Dalam melihat mekanisme pengambilan kebijakan ini sendiri tentunya harus dimulai dengan melakukan pemetaan terhadap aktor dan kepentingan yang menyertainya. Dalam hal ini tentunya melibatkan pemerintah dan birokrasi, pengusaha dan importir buah serta kelompok atau LSM yang mewakili petani lokal. Aktor-aktor yang berperan dalam pengambilan kebijakan ini tentunya menjadi instrumen penting untuk dikaji.
Dengan melihat fakta bahwa kebijakan pemerintah justru mendatangkan kerugian baik bagi importir, petani maupun konsumen maka penting untuk melihat kepentingan yang ada dibalik pengambilan kebijakan tersebut. Tidak adanya pengawasan dan lemahnya aturan menjadi poin penting dalam hal ini. Aturan yang tidak disertai dengan mekanisme yang jelas sehingga sangat mudah untuk dimanipulasi dan dimanfaatkan oleh pihak-pihak yang tidak bertanggung jawab juga patut untuk dianalisis lebih lanjut.

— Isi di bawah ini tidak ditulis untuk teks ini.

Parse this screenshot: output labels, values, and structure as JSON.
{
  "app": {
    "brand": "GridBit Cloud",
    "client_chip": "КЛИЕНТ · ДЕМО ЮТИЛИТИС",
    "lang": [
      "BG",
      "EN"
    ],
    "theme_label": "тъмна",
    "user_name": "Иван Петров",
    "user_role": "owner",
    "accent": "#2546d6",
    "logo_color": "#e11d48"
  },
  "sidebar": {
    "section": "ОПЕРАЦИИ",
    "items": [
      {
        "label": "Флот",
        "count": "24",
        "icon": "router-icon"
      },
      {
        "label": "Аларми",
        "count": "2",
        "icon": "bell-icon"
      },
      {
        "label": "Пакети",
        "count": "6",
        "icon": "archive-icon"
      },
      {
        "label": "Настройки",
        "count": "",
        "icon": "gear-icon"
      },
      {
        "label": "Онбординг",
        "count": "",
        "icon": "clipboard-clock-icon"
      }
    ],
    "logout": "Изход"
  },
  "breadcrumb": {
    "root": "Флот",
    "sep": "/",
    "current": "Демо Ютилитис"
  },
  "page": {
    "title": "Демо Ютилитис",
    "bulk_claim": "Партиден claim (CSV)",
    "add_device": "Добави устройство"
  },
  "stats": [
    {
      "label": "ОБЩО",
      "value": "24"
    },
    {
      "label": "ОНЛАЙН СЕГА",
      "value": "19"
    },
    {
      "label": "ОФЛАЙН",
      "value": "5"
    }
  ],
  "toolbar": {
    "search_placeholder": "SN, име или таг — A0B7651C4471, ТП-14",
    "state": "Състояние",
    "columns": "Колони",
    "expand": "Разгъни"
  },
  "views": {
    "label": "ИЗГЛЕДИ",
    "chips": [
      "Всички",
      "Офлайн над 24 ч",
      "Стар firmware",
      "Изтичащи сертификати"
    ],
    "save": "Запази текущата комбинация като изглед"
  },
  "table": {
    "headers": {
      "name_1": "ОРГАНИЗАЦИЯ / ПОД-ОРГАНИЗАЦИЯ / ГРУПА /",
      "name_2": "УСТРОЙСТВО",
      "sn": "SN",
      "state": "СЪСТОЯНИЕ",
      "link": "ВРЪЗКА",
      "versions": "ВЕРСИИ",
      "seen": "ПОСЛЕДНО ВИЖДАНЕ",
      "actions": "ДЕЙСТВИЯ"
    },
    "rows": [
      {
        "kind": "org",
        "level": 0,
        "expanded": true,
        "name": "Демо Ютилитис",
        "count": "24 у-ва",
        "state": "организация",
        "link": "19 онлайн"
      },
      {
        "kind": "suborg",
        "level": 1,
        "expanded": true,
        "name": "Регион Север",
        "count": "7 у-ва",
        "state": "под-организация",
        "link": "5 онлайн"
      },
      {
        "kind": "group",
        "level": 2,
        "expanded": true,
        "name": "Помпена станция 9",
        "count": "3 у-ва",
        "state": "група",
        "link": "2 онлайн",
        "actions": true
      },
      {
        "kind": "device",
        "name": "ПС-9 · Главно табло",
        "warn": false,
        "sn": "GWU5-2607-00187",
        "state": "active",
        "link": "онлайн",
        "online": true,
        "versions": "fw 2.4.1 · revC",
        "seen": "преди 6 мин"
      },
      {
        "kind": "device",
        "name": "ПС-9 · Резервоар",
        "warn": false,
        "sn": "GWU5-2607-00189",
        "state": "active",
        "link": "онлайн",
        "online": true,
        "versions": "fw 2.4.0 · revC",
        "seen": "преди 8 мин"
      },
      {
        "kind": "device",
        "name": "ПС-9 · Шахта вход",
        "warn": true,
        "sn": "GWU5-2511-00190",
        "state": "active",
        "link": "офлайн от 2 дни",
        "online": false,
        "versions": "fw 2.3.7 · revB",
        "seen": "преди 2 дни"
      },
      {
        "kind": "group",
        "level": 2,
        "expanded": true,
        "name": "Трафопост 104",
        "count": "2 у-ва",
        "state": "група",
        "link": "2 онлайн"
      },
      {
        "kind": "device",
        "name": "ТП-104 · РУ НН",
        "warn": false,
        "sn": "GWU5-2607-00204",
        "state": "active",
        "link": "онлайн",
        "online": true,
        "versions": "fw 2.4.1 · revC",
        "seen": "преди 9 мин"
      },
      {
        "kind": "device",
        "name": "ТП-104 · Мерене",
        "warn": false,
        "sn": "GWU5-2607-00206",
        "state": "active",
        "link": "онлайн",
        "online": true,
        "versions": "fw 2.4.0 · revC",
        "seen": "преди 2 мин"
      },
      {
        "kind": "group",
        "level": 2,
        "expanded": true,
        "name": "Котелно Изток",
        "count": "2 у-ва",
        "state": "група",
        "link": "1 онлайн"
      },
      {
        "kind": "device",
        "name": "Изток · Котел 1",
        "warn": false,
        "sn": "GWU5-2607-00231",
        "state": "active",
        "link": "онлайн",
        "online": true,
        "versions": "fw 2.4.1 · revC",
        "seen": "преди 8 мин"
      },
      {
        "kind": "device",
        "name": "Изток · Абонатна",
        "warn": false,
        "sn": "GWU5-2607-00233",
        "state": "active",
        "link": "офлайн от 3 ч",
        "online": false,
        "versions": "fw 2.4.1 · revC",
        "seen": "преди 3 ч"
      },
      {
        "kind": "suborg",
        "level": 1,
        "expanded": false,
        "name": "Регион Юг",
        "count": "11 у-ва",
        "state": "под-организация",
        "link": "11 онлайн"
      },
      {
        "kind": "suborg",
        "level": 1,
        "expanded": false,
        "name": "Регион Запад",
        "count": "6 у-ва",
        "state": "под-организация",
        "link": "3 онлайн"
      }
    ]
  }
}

Dalam hal ini menjadi tanggung jawab pemerintah untuk memberikan kontrol atas pengimplementasian kebijakan. Aturan seharusnya diterapkan sinergis dengan konsep yang ada. Untuk sesuai dengan peran dan fungsinya, pemerintah seharusnya meletakkan kepentingan rakyat baik dalam perumusan maupun pengimplementasian kebijakan, tidak hanya dengan membawa kepentingan golongan tertentu.
Keterangan Foto: Nurun Nisa sedang menyampaikan materi diskusi
Pemakalah: Nurun Nisa
Disadur oleh: Tika Marzaman
Foto: Dimas
Catatan: CwtsPspd UGM tiap Senin seminggu sekali mengadakan diskusi yang terbuka untuk umum. Siapa saja dapat menjadi pembicara dalam diskusi tersebut, terutama yang mengangkat tema perdagangan internasional. Silakan menghubungi Vinie untuk informasi lebih detil. Pemikiran dan/atau pemaparan pembicara diskusi hanya mewakili pendapat individu pembicara dan tidak serta merta mewakili sikap/opini CwtsPspd UGM.
Masak sih produk impor sampai 85%, coba cek lagi. Lebih banyak mana orang makan pucuk ubi, kangkung, kubis, dibandingkan salad? Banyak mana orang makan pisang kepok, uli, lampung, ambon, dibandingkan cavendish?
hadoh baca yg baik.. tuh impor hortikultural terutama buah2an di indonesia yang anda sebutkan termasuk sayuran
Statement ini “Saat ini 85% dari seluruh produk Hortikultura yang beredar dan dinikmati oleh konsumen di Indonesia merupakan produk impor” sangat tidak benar. Jumlah buah import hanya 7% dari total produk buah nusantara. Bahkan Untuk sayuran lebih rendah lagi, kurang dari 2%. Coba deh check re-check lagi data?